Taleplerimiz çocuklarımızın geleceği olsun. Çocuk parkları, bizim de oturabileceğimiz yerler olsun. Bakın hep erkekler oturuyor, biz kadınlara hiçbir şey yok, oturamıyoruz bile.
‘AKP’liyim ama oy vermeyeceğim’
Daha önce AKP’ye üye olduğunu söyleyen Salim Babayiğit, üyelikten çıkma gerekçelerini şöyle açıkladı:
Şu an çalışma yok, yollar kötü. Belediye başkanı çalışmıyor, bu yüzden ona oy vermeyeceğim.
Düzenli bir EYT çıkmadı, bir günden dolayı kaybedenler oldu. AKP’liyim ama oy vermeyeceğim. Ben parti üyeliğinden de çıktım, çünkü haksızlık yapıyorlar.
Bir diğer kadın, düzelme umudunu değişime bağlayarak, ‘‘Burası artık yaşanacak bir yer olmaktan çıktı. Düzen, temizlik yok. Madde kullanan çok. Ben burada poşetin içinde bali koklayanları çok görüyorum, düzelmez. Değişim olursa belki bir şeyler düzelebilir. Tabi değişim olsa da düzelene kadar 5-10 yıl geçer’’ dedi.
‘Sürekli biber gazı taşımak zorumda mıyım?’
Yaşanan sorun her neyse kadınlar, o sorunun iki katını yaşıyor ve toplumda erkeklerden daha farklı problemlerle de muhatap olmak zorunda kalıyor.
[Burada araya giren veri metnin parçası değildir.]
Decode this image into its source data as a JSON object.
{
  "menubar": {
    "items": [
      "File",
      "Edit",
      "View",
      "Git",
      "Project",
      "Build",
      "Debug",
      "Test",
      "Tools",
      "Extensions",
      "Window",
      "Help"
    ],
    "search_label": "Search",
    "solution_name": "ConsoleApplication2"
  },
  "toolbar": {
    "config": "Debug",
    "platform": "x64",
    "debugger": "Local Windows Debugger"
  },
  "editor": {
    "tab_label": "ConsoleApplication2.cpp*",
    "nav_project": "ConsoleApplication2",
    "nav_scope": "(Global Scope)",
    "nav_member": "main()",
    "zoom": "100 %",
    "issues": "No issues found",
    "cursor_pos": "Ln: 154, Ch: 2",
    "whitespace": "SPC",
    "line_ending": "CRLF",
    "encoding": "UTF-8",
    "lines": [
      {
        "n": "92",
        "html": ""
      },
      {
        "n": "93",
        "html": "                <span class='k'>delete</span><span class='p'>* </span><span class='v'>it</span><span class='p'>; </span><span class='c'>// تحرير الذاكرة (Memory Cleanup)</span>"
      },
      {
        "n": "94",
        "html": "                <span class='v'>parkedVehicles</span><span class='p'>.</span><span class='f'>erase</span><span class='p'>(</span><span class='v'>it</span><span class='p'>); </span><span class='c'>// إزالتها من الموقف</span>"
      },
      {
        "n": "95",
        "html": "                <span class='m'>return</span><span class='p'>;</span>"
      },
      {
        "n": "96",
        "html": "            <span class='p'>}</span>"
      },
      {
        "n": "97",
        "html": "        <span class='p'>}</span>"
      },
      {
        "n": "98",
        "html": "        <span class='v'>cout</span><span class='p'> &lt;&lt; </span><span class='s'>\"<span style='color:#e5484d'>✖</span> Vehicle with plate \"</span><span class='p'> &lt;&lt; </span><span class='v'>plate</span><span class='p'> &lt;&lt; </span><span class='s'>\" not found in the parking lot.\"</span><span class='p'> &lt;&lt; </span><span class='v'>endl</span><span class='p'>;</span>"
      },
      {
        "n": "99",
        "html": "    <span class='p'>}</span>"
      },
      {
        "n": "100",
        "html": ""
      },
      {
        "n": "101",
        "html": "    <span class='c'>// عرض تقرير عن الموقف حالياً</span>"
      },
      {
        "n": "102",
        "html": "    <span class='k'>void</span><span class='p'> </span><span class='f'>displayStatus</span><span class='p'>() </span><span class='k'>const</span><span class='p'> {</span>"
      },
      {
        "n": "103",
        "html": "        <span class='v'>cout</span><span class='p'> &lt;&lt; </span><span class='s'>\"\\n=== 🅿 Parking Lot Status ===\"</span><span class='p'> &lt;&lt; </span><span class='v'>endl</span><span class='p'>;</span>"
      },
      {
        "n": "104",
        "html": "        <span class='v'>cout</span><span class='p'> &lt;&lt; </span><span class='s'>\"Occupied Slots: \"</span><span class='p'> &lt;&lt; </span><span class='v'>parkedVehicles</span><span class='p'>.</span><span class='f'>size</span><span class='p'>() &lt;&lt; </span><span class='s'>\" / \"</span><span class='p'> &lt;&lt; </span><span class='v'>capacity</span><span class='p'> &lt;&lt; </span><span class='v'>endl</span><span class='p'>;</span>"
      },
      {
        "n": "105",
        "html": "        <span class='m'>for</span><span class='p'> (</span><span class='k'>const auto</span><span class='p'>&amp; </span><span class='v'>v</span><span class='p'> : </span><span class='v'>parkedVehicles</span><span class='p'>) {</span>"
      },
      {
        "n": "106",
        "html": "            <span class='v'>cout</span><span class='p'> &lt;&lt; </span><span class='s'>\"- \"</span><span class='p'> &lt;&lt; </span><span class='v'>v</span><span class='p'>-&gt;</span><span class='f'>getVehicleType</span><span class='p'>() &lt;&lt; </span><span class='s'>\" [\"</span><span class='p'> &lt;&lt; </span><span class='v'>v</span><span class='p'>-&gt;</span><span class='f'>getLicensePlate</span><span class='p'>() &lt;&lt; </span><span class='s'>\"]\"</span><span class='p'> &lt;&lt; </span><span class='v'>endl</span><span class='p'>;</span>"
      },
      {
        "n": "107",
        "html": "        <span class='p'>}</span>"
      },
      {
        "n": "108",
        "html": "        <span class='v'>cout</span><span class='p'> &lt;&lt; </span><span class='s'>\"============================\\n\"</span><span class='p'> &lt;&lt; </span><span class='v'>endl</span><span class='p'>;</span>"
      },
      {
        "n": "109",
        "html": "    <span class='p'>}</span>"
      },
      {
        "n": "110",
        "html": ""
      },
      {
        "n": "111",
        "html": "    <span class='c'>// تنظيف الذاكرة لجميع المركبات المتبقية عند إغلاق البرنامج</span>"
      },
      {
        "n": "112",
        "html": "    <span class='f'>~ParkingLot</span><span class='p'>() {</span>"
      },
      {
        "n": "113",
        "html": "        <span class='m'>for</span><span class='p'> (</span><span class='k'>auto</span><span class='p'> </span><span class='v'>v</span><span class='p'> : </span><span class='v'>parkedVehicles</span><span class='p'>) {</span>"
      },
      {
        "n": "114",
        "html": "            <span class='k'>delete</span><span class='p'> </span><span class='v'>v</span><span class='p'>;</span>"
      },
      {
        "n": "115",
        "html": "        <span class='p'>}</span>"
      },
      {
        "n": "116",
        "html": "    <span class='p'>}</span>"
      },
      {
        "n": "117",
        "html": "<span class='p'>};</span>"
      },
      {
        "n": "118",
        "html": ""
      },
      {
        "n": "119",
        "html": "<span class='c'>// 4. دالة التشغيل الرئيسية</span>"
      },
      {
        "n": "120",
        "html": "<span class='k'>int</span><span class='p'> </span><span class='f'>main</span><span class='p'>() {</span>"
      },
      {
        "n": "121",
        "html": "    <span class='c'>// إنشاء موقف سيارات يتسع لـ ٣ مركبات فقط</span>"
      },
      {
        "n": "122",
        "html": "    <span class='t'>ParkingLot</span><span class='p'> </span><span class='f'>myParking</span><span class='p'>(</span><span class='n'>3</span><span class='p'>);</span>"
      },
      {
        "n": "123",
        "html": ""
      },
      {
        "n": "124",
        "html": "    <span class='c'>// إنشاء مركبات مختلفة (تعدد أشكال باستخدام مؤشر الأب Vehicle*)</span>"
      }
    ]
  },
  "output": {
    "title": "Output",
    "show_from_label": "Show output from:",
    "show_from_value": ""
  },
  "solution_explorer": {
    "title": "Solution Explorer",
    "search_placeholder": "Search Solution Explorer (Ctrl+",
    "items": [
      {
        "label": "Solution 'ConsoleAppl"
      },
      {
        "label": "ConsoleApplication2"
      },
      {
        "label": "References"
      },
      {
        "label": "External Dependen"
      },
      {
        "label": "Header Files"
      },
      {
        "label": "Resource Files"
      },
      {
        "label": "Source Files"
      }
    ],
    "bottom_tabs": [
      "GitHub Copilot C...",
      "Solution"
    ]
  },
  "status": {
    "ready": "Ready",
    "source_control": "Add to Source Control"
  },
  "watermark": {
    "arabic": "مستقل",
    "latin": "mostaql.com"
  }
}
Elif Erdinç isimli genç kadın, başından geçen bir olayı dışarıda ne kadar güvensiz hissettiğini anlamamız için paylaştı:
Geçen gün adamın biri kemerini çıkarıp beni dövmeye kalkıştı. Orada güvenlikler de vardı ama hiç kimse sesini çıkarmadı. Bizim can güvenliğimiz olmayacak mı? Ben sürekli biber gazı mı taşımak zorunda olacağım ya da her koşulda birini mi aramak zorunda kalacağım? Kadınların korunması gerekiyor, can güvenliğimizin olduğunu düşünmüyorum.
Butikte çalışan Ceyda Erdoğan isimli bir diğer genç kadın da benzer sorunları şu şekilde aktardı:
Dışarı çıkamıyoruz, çok saçma sapan insanlar yüzünden. Rahatsız oluyoruz, mesela ben gece burada 12’den sonra dışarıya çıkarsam korkuyorum, sürekli arkama bakarak yürüyorum. Demek istediğimi anladınız mı? Burada çok sapık insan var.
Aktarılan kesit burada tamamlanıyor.